Triglycerides, I suspect, could be caused by cyproterone acetate as well as non bio-identical estrogen. If CPA was discontinued as a treatment and substituted instead with either a GnRh analogue or just estrogen, I think this would greatly improve things.
To conclude, this study does not really fully address health risks with bio-identical estradiol only, without CPA, without estrogens such as ethinyl estradiol and conjugated equine estrogens.
There are only four cases where VTE was associated with the use of bio-identical estradiol but other factors such as smoking, age, clotting predisposition and immobility were present and as such, we cannot conclude with certainty that bio-estradiol CAUSED VTE/DVT. There is also the issue of supplementation that cannot be verified.

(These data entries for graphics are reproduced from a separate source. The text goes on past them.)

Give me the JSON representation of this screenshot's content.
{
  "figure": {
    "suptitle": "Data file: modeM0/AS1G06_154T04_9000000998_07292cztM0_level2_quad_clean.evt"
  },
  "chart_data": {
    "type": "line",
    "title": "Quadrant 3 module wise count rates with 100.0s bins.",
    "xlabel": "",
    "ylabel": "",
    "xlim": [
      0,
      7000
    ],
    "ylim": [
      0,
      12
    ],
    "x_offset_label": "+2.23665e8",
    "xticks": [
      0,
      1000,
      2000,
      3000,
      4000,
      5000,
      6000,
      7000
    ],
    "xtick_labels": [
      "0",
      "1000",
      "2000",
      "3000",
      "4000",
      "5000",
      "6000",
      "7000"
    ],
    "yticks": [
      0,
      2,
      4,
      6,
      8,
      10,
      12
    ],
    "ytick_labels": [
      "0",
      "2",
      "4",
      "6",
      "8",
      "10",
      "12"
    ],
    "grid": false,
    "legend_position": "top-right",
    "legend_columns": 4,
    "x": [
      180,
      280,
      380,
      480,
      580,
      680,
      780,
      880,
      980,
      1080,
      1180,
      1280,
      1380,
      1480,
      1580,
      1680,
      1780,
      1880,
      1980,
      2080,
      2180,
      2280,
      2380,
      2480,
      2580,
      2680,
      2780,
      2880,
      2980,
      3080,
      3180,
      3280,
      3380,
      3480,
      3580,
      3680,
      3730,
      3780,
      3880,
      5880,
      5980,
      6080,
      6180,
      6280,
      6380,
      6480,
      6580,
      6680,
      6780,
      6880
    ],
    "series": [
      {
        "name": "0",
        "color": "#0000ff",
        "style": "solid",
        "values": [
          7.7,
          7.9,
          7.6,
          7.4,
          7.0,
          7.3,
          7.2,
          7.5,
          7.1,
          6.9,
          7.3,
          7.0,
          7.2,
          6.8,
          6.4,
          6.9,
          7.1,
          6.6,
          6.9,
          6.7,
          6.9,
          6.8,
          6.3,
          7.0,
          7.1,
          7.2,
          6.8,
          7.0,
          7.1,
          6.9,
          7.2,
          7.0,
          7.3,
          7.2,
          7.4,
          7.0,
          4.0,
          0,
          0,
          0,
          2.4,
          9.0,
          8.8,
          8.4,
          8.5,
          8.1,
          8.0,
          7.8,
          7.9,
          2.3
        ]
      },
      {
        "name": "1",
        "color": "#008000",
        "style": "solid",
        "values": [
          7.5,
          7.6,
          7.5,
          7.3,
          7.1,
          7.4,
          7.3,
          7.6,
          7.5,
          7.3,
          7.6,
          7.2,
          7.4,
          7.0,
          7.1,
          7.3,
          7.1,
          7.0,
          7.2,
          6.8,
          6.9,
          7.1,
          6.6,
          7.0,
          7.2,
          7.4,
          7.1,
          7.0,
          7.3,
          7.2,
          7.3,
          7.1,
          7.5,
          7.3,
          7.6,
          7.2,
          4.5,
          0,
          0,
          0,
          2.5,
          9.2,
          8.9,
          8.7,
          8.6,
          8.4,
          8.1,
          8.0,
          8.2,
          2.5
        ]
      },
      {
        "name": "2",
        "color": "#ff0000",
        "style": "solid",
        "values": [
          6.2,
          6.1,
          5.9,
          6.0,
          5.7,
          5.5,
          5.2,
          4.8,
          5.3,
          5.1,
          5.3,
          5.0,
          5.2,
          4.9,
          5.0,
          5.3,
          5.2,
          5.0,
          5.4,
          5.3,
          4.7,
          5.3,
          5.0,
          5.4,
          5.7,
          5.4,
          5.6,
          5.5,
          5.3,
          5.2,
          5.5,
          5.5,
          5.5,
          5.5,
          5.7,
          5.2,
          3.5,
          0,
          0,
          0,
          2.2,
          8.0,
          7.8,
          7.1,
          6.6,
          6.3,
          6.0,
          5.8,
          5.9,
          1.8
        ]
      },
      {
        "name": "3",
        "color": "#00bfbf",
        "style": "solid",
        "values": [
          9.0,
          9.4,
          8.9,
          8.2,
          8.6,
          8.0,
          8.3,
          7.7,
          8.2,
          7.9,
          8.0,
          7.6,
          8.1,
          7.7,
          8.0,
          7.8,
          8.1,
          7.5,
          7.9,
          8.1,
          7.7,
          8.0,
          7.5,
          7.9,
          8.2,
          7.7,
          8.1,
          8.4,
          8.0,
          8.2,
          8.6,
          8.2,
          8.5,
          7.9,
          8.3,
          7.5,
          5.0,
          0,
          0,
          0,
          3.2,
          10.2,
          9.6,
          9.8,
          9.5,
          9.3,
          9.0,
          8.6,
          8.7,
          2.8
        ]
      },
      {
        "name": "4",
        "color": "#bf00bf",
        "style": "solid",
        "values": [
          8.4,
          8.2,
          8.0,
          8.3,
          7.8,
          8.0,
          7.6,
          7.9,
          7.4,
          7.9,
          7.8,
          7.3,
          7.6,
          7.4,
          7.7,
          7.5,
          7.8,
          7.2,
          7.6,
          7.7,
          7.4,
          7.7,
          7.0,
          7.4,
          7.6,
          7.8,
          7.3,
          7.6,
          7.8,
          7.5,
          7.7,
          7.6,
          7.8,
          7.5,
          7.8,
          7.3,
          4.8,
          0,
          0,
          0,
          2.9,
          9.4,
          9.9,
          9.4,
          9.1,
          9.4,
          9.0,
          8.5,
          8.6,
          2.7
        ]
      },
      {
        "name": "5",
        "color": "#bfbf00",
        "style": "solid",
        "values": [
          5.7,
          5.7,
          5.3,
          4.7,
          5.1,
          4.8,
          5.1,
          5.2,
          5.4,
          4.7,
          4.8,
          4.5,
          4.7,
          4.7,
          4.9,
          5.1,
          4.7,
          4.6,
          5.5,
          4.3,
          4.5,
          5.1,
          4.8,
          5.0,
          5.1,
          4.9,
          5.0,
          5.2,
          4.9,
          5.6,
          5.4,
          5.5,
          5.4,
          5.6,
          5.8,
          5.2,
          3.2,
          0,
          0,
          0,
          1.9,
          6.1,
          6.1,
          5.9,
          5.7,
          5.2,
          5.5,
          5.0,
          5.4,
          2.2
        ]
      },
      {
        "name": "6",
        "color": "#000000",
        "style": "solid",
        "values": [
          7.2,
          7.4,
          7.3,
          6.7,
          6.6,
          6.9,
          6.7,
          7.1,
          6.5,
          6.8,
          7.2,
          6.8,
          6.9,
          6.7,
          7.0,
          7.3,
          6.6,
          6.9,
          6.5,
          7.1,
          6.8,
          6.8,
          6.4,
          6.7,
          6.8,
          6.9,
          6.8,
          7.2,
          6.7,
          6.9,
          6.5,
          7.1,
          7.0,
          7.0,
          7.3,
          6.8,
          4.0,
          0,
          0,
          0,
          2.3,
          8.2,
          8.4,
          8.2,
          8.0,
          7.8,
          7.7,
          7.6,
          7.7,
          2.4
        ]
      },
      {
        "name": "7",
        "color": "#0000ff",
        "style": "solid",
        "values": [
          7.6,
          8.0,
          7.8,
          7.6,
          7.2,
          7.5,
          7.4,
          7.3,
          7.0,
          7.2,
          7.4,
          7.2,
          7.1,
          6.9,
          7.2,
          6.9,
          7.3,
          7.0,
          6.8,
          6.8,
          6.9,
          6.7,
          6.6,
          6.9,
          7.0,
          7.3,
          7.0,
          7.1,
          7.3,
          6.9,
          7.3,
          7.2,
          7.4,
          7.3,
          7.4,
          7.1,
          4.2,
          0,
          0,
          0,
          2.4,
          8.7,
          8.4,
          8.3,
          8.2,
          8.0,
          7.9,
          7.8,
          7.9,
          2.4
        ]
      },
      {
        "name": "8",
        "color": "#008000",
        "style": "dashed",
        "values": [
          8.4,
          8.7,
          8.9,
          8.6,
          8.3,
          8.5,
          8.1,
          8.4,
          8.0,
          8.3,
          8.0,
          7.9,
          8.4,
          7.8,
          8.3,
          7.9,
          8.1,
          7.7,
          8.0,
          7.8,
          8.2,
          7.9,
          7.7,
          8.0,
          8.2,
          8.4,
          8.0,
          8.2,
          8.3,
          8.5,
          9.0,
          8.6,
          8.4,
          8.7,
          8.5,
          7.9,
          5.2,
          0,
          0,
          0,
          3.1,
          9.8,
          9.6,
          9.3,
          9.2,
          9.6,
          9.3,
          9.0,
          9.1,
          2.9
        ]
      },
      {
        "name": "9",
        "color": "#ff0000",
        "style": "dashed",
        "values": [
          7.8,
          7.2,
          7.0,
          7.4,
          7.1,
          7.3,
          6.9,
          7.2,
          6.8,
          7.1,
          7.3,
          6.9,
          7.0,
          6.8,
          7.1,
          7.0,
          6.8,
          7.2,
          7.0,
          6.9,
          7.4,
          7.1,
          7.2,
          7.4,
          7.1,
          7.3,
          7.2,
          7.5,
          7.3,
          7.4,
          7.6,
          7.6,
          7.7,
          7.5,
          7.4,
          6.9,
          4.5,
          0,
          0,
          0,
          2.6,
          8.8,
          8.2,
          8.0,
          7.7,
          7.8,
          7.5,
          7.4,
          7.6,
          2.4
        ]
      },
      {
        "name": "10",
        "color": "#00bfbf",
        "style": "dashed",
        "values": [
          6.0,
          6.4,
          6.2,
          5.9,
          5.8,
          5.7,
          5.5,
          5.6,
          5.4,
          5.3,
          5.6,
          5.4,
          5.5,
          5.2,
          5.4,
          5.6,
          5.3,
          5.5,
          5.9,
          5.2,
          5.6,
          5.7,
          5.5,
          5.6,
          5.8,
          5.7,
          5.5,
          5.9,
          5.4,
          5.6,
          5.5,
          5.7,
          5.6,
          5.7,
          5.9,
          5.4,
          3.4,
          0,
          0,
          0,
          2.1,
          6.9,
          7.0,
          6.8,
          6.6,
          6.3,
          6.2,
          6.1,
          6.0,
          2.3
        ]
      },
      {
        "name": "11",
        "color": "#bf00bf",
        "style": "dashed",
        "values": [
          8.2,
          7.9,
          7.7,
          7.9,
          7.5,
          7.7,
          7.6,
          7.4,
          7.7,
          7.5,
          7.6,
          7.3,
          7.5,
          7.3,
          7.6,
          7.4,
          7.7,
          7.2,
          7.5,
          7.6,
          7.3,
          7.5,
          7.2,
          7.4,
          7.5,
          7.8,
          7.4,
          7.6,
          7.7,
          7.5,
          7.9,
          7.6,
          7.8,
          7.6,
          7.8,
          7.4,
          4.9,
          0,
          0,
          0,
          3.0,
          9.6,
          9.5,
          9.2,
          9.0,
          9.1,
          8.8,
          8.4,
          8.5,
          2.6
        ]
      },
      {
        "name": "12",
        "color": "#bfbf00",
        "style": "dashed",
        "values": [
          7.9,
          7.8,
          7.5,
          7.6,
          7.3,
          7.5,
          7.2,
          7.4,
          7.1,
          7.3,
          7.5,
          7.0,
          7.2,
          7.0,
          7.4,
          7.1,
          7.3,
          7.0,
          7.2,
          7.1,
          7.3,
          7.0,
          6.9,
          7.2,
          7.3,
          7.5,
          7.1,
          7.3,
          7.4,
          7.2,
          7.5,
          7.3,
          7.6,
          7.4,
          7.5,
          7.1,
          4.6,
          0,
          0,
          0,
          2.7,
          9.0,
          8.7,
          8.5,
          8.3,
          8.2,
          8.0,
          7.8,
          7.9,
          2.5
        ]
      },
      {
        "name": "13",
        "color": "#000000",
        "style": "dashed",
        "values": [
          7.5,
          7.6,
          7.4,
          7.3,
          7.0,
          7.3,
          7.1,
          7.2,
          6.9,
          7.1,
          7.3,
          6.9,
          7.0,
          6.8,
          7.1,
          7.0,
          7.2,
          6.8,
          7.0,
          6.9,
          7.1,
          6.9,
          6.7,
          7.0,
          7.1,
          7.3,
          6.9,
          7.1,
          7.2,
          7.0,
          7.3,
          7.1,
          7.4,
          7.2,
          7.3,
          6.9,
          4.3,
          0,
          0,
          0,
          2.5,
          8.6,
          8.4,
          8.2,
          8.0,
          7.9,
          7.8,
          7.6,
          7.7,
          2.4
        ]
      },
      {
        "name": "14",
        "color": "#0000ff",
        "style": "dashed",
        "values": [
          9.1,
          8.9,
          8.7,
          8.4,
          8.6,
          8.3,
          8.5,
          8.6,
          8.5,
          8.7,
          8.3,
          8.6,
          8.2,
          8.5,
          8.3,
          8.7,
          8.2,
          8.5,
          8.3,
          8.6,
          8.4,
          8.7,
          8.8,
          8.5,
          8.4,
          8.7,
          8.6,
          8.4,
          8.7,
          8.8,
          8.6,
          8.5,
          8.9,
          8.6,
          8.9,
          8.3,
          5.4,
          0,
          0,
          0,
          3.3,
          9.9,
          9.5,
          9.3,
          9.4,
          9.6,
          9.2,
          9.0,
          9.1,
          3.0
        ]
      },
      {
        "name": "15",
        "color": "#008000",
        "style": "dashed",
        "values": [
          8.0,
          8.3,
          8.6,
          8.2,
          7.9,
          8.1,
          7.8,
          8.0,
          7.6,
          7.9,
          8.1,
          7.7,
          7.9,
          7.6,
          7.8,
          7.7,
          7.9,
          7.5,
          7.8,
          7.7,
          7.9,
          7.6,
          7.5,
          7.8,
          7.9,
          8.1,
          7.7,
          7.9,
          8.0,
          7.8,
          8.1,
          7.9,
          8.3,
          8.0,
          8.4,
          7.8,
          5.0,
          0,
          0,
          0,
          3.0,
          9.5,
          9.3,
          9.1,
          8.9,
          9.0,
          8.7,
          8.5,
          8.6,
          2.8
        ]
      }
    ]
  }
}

Interestingly, there are two studies from Germany (1998 and 2005) where all except 2 out of 103 took bio-identical estradiol (orally and non-orally), where doses on average were not conservative, sometimes combined with cyproterone acetate or GrNh analogue. There was only one case of DVT due to a genetic predisposition (mutation) and one case where clotting factors were abnormal but we don't know what type of estrogen was used and if CPA was taken.
I intend to reread several times this study and other related studies to really get a clear picture of it all.